8 Temmuz 2012 Pazar

Imprimatur - Rita Monaldi & Francesco Sorti


Kitabımız "Imprimatur", Latince "Imprimatur secretum , veritas mysterium. Unicum..." bir özdeyişten alıyor. "Sırları istediğiniz kadar yayınlayın, gerçek esrarını korur." Kitap bir dörtlü olarak başlamış fakat kitaplar basıldıkça aslında anlatılacak daha yeni konular olduğu görüldü.  Kitaplar yayınlanmaya başladıkça bu latin özdeyişin sonu nereye varacak göreceğiz :-))

Basılan her kitap, adını özdeyişin kelimelerinden alıyor. Şu ana kadar Türkiye'de sadece ilk iki kitap yayınlanmış. Imprimatur ve Secretum. (Malesef Secretum tükenmiş durumda. :-((Ben kolay kolay bulamadım.

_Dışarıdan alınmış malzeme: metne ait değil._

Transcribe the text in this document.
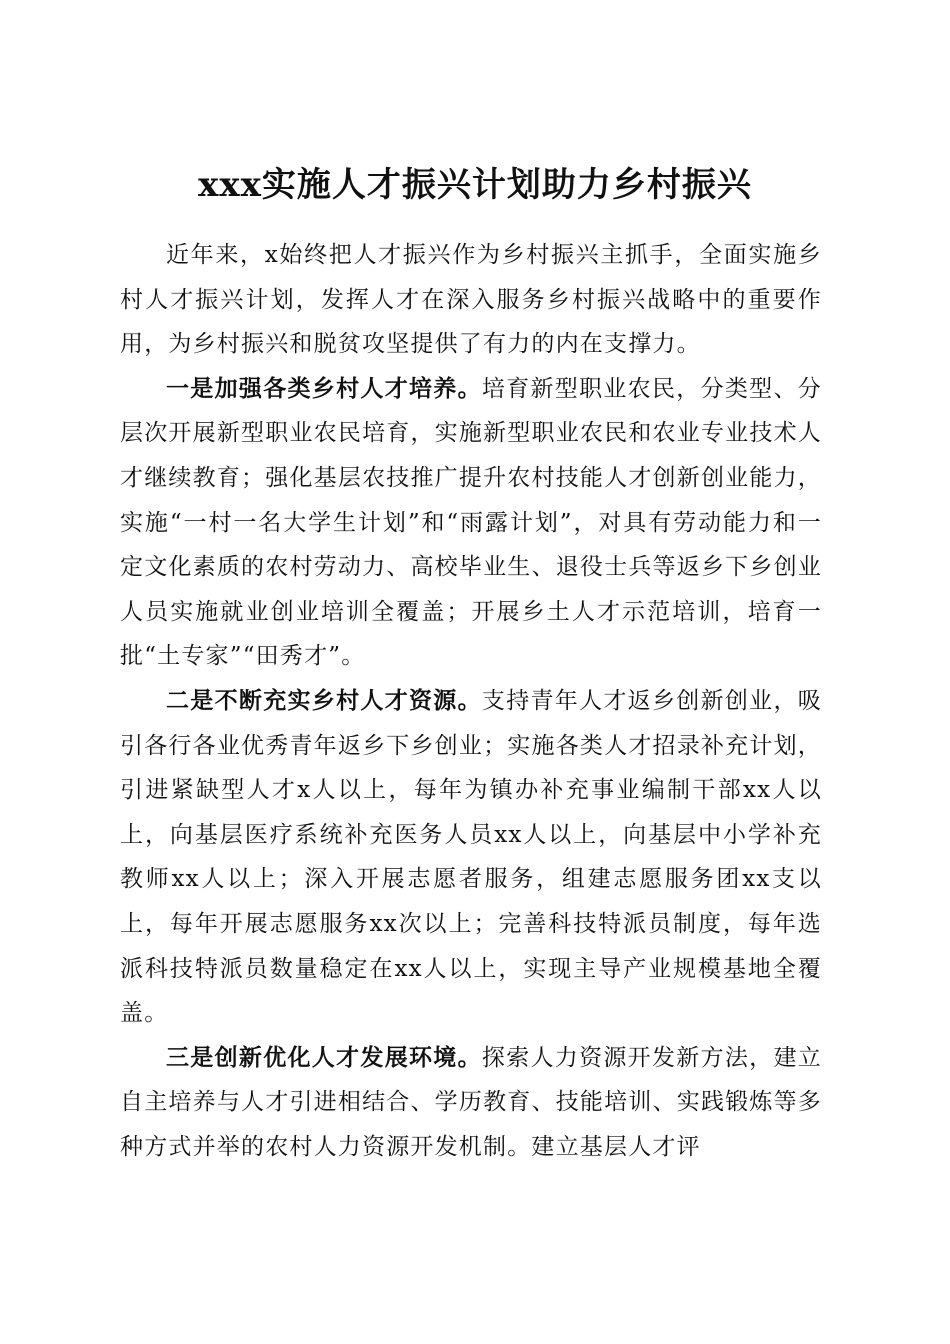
xxx实施人才振兴计划助力乡村振兴

近年来，x始终把人才振兴作为乡村振兴主抓手，全面实施乡村人才振兴计划，发挥人才在深入服务乡村振兴战略中的重要作用，为乡村振兴和脱贫攻坚提供了有力的内在支撑力。

一是加强各类乡村人才培养。培育新型职业农民，分类型、分层次开展新型职业农民培育，实施新型职业农民和农业专业技术人才继续教育；强化基层农技推广提升农村技能人才创新创业能力，实施“一村一名大学生计划”和“雨露计划”，对具有劳动能力和一定文化素质的农村劳动力、高校毕业生、退役士兵等返乡下乡创业人员实施就业创业培训全覆盖；开展乡土人才示范培训，培育一批“土专家”“田秀才”。

二是不断充实乡村人才资源。支持青年人才返乡创新创业，吸引各行各业优秀青年返乡下乡创业；实施各类人才招录补充计划，引进紧缺型人才x人以上，每年为镇办补充事业编制干部xx人以上，向基层医疗系统补充医务人员xx人以上，向基层中小学补充教师xx人以上；深入开展志愿者服务，组建志愿服务团xx支以上，每年开展志愿服务xx次以上；完善科技特派员制度，每年选派科技特派员数量稳定在xx人以上，实现主导产业规模基地全覆盖。

三是创新优化人才发展环境。探索人力资源开发新方法，建立自主培养与人才引进相结合、学历教育、技能培训、实践锻炼等多种方式并举的农村人力资源开发机制。建立基层人才评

Nadir Kitap imdada yetişti. :-))

Konu, 1683 tarihindeki Merzifonlu Kara Mustafa Paşa komutasındaki Osmanlı Ordusu, Viyana önlerindeki kuşatması sürerken, Roma içerisindeki bir handa kalan bir Fransız soylusunun ölmesi sonrasında yaşananlar. (Cümle uzun, konu kısa :-))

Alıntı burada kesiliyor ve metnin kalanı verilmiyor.